I let my tired eyes fight against their heavy lids and space out onto the rain-slicked tarmac and wonder why I couldn't sleep last night. Anticipation and anxiety of the impending trip should be the obvious culprits, though if I was being honest, I'd have to admit that neither of those jittery travel pests have come out to play yet. Even the boy that was passed out next to me can't be blamed. (Note: Entry edited for content). Of course I'm going to miss him- hell, looking out on my plane and realizing he had successfully identified it from the terminal walkway and I hadn't believed him, it's already hitting me already how much it's going to suck not being able to talk or message him whenever I want. Who knows, our banter might fall out of practice. As he's pointed out though, (as have the more favorable voices in my head), we've been friends for 10 years now. I don't think much is going to change in 2 months...or however long I'm staying.

So if it's not my heartstrings being plucked, or my nerves being shredded, why the restless night? Who knows, maybe it's merely my body's preemptive defense against the jet lag waiting for me on the other side of the Pacific. Or maybe I'm just failing to acknowledge some nagging question I've banished to the back of my mind...

Whatever the case, as I stare down at my behemoth craft and think of the long flight that lies ahead of me, I hope I'm tired enough to simply curl up and sleep through most of the 15 hour flight to Taipei. I pour the last swig of whisky down the hatch, gather my stuff from the now deserted restaurant table, and make my way to my gate.

.................................

NOTE: There's another entry in between these two that is filled with all the oh so important first impressions of Cambodia. Its got all the good exotic details you probably want to hear about, but, it's long, I'm tired, and it's going to have to wait. Deal with it.
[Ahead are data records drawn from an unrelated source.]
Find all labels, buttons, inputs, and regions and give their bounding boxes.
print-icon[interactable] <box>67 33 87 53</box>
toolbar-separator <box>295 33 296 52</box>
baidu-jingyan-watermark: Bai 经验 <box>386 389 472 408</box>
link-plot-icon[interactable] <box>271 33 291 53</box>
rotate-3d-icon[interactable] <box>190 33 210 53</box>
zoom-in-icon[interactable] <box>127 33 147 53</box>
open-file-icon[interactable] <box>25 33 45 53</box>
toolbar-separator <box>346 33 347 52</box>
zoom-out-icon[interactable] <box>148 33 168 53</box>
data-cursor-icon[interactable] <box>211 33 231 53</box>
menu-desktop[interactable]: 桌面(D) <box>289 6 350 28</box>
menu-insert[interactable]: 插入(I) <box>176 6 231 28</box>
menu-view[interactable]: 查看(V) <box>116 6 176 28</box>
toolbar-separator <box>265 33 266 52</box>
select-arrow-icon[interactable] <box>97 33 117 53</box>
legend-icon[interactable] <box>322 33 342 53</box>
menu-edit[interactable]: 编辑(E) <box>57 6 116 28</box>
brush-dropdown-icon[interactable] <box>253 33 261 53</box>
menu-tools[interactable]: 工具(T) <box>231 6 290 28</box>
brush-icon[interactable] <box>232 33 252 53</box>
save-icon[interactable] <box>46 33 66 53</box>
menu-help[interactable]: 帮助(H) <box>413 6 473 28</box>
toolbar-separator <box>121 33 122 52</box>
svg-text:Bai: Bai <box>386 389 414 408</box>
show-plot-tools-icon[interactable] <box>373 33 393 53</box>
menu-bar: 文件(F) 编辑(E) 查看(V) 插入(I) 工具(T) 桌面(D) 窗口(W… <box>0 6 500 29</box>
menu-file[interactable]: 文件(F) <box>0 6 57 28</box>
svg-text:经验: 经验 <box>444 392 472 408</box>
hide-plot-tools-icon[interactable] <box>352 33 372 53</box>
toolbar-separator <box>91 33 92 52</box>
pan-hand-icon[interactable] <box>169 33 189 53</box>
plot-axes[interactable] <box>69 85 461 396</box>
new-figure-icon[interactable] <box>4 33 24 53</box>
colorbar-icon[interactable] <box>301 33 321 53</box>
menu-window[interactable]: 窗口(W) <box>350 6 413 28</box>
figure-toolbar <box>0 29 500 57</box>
.................................

January 23, 2009
Khmer Restaurant
11:40 am, Cambodian Time

Alright, I have no idea what prompted me to take out my book and write, but whatever it was, it's far inferior to the Chinese soap opera that's playing on the screen in the back of this restaurant. Let's see if I can do this justice:
A disheveled, obviously strung out chick clad in cream colored silk pajamas is heavily shackled, sitting on the edge of her bed, muttering to herself and rocking back and forth with a white dove clutched on her lap. Now this could be dismissed as a bad acid trip, but then we meet the other players. Another chick, concerned, comes up and sits next to her, placing a comforting hand on her shoulder and most likely reassuring her that she'll come down in a couple hours. Slowly, the quiet soothing words reach the bound one as she slows her muttering and faces her friend. She seems to understand and cracks a small smile. Then she bites her. Straight for the jugular. Oops, okay, maybe she doesn't completely understand. The broad who got mauled is now reeling back in shock and pain, which is to be expected. That's only lasting a second though and now she looks more pissed. Also to be expected. Okay, now she's smiling. Alright...I don't know if that's an appropriate response. Now she's completely switched gears into sinister psychopath mode. Eyebrows pulled together, wide toothy grin, still bleeding but apparently unperturbed, she starts speaking in dark tones that can only accompany a "I'm going to kill your puppy and force you to eat him" type of speech. It cuts away to some sing-a-long love story segment in a field, (oh yes), and then returns to the chewed-on chick swinging the girl's precious dove upside down just out of the other girl's frantic reach. The evil chick laughs, and the screen fades to black.
Wow. And that's just the basic cable programming. NOW do people understand why I love this part of the world? It's not just entertaining either, but chalk full of important life lessons. Okay boys and girls, what have we learned today? That's right: stay away from Chinese acid.